A while ago we worked with an incredible leader in a multinational incumbent company. He is smart, driven and wants to do the right thing for the organization — leading its transformational efforts. Alas, he ran into so many brick walls that ultimately he gave up and moved on. After his departure many other execs left the organization for similar reasons.
It is a story which repeats itself over and over again in the corporate world. And it is not confined to only corporates — the very same thing happens (luckily with much lower frequency) with startups, though we tend not to hear about it quite as much (as failed startups are much less of a story than “big company X just lost another key leader”).
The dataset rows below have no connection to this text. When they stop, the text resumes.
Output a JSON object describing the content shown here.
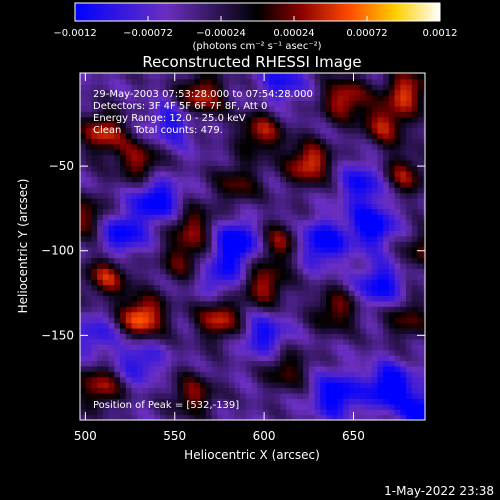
{
  "chart_data": {
    "type": "heatmap",
    "title": "Reconstructed RHESSI Image",
    "xlabel": "Heliocentric X (arcsec)",
    "ylabel": "Heliocentric Y (arcsec)",
    "xlim": [
      497,
      690
    ],
    "ylim": [
      -200,
      5
    ],
    "xticks": [
      500,
      550,
      600,
      650
    ],
    "yticks": [
      -50,
      -100,
      -150
    ],
    "xtick_labels": [
      "500",
      "550",
      "600",
      "650"
    ],
    "ytick_labels": [
      "−50",
      "−100",
      "−150"
    ],
    "colorbar": {
      "range": [
        -0.0012,
        0.0012
      ],
      "ticks": [
        -0.0012,
        -0.00072,
        -0.00024,
        0.00024,
        0.00072,
        0.0012
      ],
      "tick_labels": [
        "−0.0012",
        "−0.00072",
        "−0.00024",
        "0.00024",
        "0.00072",
        "0.0012"
      ],
      "units": "(photons cm⁻² s⁻¹ asec⁻²)",
      "colors": [
        "#0000ff",
        "#6a2fc0",
        "#000000",
        "#8a0000",
        "#ff4a00",
        "#ffd000",
        "#ffffff"
      ]
    },
    "annotations": [
      "29-May-2003 07:53:28.000 to 07:54:28.000",
      "Detectors: 3F 4F 5F 6F 7F 8F, Att 0",
      "Energy Range: 12.0 - 25.0 keV",
      "Clean    Total counts: 479.",
      "Position of Peak = [532,-139]"
    ],
    "peak": [
      532,
      -139
    ],
    "sources": [
      {
        "x": 532,
        "y": -139,
        "v": 0.00115
      },
      {
        "x": 510,
        "y": -30,
        "v": 0.0009
      },
      {
        "x": 512,
        "y": -115,
        "v": 0.0008
      },
      {
        "x": 530,
        "y": -47,
        "v": 0.00075
      },
      {
        "x": 565,
        "y": -8,
        "v": 0.0009
      },
      {
        "x": 560,
        "y": -85,
        "v": 0.0007
      },
      {
        "x": 575,
        "y": -140,
        "v": 0.0009
      },
      {
        "x": 555,
        "y": -105,
        "v": 0.0006
      },
      {
        "x": 598,
        "y": -30,
        "v": 0.0008
      },
      {
        "x": 625,
        "y": -48,
        "v": 0.001
      },
      {
        "x": 645,
        "y": -10,
        "v": 0.0009
      },
      {
        "x": 668,
        "y": -25,
        "v": 0.0008
      },
      {
        "x": 680,
        "y": -5,
        "v": 0.0009
      },
      {
        "x": 678,
        "y": -55,
        "v": 0.0007
      },
      {
        "x": 608,
        "y": -95,
        "v": 0.0007
      },
      {
        "x": 600,
        "y": -120,
        "v": 0.0008
      },
      {
        "x": 640,
        "y": -135,
        "v": 0.0007
      },
      {
        "x": 680,
        "y": -140,
        "v": 0.0006
      },
      {
        "x": 508,
        "y": -180,
        "v": 0.0008
      },
      {
        "x": 560,
        "y": -185,
        "v": 0.0007
      },
      {
        "x": 612,
        "y": -170,
        "v": 0.0006
      },
      {
        "x": 585,
        "y": -60,
        "v": 0.0006
      },
      {
        "x": 500,
        "y": -80,
        "v": 0.0007
      },
      {
        "x": 690,
        "y": -100,
        "v": 0.0006
      },
      {
        "x": 520,
        "y": -90,
        "v": -0.0008
      },
      {
        "x": 540,
        "y": -70,
        "v": -0.0009
      },
      {
        "x": 585,
        "y": -95,
        "v": -0.001
      },
      {
        "x": 632,
        "y": -95,
        "v": -0.0009
      },
      {
        "x": 660,
        "y": -85,
        "v": -0.0009
      },
      {
        "x": 665,
        "y": -120,
        "v": -0.0008
      },
      {
        "x": 640,
        "y": -185,
        "v": -0.0009
      },
      {
        "x": 670,
        "y": -180,
        "v": -0.001
      },
      {
        "x": 690,
        "y": -195,
        "v": -0.0009
      },
      {
        "x": 600,
        "y": -150,
        "v": -0.0007
      },
      {
        "x": 530,
        "y": -165,
        "v": -0.0006
      },
      {
        "x": 610,
        "y": 0,
        "v": -0.0006
      },
      {
        "x": 548,
        "y": -25,
        "v": -0.0006
      },
      {
        "x": 655,
        "y": -60,
        "v": -0.0007
      },
      {
        "x": 575,
        "y": -115,
        "v": -0.0006
      },
      {
        "x": 505,
        "y": -150,
        "v": -0.0005
      }
    ]
  },
  "footer": {
    "date": "1-May-2022 23:38"
  }
}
As part of our ongoing work on our new book on disruption (working title is “Disrupt Disruption” — you can listen to the growing library of interviews with practitioners we collect here), we are analyzing hundreds of innovation efforts, ranging from big corporates to startups. We aim to get to the underlying conditions which create the fertile ground for disruption, and identify the challenges which make incumbents fail — and the few lucky/great ones succeed.
Let me give you the punchline right here and now: The number one reason why (incumbent) companies fail is ego.
Long before innovation efforts inside of corporations fail due to missing product/market fit, or running out of time or funding, or any other reason is that the people involved get invested into protecting their status, hiding their weaknesses, politicking their positions, protecting their egos. It is telling that Harvard Business Review has a series of articles published under the moniker “How to be Human at Work” (no joke!).
It is crazy and sad that this is where it all begins and ends.
The best piece of advice I ever got on this was from a leader of the British Special Forces: In the end it is all common sense — which doesn’t make it common practice.